From the "global warming" section of that article the ipcc take on urban warming seems to be to add uncertainty (0.006°C per decade) to the assessment due to future urbanization rather than to identify an uncertainty within the data sets themselves.

The same article indicates that there have been reviews of the clasification of weather stations.

It would be interesting to get a breakdown of the number of stations which have required reclassification annually, and the amount of error that reclassification produced - er "mitigated" ;). This would let you compare their predicted uncertainty against the historic error to see if it really fell within their 0.006°C per decade.

Kevin Aschim said...

Hey Dave,

Just a suggestion to edit or supplement your blog with links so that visitors can go directly to the Goddard Space Centre and do their own checks with their own local weather recorders.

starcat said...

Ha. Finally found it.

The graph on p3 is the important part here.

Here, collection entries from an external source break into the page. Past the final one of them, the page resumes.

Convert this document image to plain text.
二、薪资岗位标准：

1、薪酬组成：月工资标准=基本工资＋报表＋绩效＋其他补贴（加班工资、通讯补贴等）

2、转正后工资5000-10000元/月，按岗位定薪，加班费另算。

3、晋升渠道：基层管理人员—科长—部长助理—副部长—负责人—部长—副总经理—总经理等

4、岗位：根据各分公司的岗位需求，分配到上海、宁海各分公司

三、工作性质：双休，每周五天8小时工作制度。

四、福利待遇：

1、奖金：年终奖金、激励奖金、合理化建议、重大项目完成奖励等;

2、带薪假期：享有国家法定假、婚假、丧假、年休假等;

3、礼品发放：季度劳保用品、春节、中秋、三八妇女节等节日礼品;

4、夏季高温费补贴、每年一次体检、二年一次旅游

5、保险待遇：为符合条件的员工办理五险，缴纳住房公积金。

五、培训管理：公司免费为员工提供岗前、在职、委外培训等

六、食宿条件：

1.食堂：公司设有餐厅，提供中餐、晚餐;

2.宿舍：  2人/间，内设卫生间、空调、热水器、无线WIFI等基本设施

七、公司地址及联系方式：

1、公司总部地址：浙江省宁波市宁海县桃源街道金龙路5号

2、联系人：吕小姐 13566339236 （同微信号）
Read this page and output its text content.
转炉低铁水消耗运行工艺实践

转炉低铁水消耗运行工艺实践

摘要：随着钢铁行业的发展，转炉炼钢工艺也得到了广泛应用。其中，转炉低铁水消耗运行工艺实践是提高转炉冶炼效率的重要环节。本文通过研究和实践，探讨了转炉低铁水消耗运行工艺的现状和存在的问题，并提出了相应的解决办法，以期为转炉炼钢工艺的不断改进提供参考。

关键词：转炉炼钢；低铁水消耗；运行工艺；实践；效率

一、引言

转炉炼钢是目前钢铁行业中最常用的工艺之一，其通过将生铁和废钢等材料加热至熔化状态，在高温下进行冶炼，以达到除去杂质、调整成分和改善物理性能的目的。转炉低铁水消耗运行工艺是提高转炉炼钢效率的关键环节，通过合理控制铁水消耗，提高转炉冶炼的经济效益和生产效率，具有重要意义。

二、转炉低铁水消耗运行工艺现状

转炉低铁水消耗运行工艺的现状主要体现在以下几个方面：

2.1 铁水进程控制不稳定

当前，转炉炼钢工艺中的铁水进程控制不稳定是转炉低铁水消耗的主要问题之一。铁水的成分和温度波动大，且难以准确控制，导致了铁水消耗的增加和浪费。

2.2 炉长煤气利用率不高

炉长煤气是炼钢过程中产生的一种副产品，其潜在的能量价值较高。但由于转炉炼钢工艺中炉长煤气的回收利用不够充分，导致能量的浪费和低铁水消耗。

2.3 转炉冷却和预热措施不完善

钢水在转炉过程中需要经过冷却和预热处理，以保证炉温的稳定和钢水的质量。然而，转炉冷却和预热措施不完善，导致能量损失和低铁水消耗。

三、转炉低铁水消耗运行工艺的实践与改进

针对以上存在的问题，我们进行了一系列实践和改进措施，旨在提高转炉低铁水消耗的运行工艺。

Taking just the few surface stations that Watts etal (from deemed good or best, not adjusting them, and comparing them to the full adjusted data set, we discover that they are basically the same.
Gave me confidence that the people studying UHI/siting difficulties actually know what they are doing.

Not to dissuade you from your project, though. I actually really enjoyed this post, as a fellow local data analyzer.

and then the_doctor said...

You make a good point Starcat about the people working on the surfaceproject. The photos they've taken speak for themselves though.

Actually they aren't about the same. The adjusted data set for the entire US shows a .6 degree increase and the unadjusted is .1 degrees

most of the increase is due to data adjustments. Thats a pretty awful signal to noise ratio! lol The noise is larger than the signal!

NOAA explains the adjustments here:
What bothers me about the adjustments is that the theoretical impacts they attribute to the stations. NOAA didn't actually inspect the stations to come up with their values. This oversight inspired the inspection project in the first place.